Selon une étude du Medef, 59 % des entrepreneurs sont inquiets : « Chez nous, 700 salariés évoluent sur le site, avec un travail à la chaîne qui entraine une grande promiscuité. En cas d’épidémie, cela peut causer la fermeture de la totalité de l’entreprise » explique Isabelle Vey, DRH de la société Fagor Brandt à Lyon.
Surtout, les entrepreneurs ne veulent être la dernière roue du carrosse en matière d’équipement et de lutte contre l’épidémie : « Nous avons commandé 40000 masques mais on ne les aura pas avant novembre » ajoute la DRH.

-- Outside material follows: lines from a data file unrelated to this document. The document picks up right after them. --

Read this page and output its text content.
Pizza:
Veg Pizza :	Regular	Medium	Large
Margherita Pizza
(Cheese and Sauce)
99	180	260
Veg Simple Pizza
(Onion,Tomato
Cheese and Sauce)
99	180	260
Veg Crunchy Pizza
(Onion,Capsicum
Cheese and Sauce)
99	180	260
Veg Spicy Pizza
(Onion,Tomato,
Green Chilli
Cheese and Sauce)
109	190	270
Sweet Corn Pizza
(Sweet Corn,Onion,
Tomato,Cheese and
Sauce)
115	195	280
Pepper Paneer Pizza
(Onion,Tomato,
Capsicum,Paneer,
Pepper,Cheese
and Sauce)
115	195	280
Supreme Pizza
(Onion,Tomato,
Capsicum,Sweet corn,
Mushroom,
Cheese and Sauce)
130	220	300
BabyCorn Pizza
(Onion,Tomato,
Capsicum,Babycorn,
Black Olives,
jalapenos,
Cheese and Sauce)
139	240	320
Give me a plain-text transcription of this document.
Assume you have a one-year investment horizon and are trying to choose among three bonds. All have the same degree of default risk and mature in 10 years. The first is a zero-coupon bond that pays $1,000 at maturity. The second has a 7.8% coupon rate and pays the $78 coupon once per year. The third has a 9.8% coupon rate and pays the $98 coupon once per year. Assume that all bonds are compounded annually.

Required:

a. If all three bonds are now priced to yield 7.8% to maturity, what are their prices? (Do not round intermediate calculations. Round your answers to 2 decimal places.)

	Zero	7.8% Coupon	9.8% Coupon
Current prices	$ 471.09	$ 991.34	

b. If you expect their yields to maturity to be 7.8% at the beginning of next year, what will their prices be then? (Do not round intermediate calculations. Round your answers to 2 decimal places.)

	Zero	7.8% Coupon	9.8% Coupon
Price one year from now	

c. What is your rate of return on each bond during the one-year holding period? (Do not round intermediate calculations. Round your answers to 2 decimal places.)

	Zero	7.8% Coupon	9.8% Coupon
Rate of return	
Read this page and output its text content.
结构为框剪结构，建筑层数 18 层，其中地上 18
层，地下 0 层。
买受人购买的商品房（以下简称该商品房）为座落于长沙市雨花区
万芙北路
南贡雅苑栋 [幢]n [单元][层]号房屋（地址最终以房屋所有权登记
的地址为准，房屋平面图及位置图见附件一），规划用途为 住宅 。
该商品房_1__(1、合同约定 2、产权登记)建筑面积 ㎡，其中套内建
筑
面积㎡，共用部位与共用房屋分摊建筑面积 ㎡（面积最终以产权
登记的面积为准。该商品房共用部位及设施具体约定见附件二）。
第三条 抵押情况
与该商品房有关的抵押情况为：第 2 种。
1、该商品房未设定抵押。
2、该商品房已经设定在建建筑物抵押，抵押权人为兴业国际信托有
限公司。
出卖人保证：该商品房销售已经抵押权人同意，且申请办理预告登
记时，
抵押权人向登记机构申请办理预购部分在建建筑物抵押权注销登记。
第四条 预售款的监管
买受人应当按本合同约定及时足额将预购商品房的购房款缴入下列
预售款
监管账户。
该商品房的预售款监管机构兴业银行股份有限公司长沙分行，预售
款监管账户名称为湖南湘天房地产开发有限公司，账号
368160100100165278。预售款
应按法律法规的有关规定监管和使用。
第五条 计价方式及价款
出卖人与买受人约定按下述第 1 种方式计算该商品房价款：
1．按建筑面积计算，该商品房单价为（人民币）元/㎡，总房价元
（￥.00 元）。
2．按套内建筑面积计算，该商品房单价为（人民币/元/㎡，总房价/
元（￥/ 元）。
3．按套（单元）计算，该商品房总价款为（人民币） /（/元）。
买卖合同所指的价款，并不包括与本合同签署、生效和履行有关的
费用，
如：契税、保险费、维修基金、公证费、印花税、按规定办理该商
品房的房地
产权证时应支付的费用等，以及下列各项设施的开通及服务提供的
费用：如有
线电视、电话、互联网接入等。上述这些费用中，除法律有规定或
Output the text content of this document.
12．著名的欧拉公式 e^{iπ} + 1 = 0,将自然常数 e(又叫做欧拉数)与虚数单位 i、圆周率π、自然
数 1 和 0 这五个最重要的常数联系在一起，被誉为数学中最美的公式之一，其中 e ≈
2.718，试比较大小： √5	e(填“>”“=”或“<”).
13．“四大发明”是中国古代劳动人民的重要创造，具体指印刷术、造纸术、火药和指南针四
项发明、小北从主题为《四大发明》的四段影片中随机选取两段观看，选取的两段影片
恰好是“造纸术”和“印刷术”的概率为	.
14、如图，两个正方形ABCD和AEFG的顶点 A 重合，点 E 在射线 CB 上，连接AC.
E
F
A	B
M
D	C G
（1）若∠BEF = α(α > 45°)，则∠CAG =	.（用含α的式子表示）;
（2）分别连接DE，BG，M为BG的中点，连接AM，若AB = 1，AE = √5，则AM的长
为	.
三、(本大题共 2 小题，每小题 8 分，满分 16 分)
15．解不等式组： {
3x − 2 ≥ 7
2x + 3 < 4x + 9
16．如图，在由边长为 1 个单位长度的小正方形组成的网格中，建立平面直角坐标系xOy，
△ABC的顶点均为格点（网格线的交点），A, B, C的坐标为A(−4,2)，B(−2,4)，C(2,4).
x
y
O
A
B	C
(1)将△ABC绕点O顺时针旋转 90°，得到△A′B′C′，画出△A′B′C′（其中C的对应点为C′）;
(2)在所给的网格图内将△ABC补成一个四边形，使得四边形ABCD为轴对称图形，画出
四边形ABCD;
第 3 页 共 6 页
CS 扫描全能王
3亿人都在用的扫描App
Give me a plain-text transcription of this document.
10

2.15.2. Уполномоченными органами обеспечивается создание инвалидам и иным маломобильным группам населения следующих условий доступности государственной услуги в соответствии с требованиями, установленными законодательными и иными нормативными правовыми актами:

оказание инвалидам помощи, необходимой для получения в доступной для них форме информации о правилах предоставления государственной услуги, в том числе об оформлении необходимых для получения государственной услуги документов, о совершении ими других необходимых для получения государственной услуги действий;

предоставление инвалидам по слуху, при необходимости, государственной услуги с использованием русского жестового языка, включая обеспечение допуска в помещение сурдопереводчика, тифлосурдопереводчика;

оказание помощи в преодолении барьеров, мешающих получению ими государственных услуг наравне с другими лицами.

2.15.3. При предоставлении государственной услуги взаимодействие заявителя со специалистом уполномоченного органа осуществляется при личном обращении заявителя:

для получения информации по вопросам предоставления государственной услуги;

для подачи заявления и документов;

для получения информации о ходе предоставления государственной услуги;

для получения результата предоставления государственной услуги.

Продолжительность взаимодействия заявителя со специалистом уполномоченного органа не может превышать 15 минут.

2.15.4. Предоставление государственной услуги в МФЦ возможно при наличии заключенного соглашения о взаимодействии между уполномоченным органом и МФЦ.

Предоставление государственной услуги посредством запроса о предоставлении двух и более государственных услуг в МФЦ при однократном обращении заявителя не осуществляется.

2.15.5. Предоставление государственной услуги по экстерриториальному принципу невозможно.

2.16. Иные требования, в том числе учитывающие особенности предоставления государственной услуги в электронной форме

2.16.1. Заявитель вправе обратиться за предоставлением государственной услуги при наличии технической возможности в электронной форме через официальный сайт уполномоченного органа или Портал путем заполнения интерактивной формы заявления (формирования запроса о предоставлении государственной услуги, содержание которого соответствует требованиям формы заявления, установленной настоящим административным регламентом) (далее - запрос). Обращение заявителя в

A cette crainte de l’arrêt de la production s’ajoute parfois des difficultés pour mettre en place les plans de continuité. Chez Rhodia, les syndicats l’ont même refusé : « On ne va pas s’épuiser en travaillant en équipes de deux fois 12 heures. Si on manque d’effectif, on ferme » clôt Jacques Lacaille, représentant CGT chez Rhodia.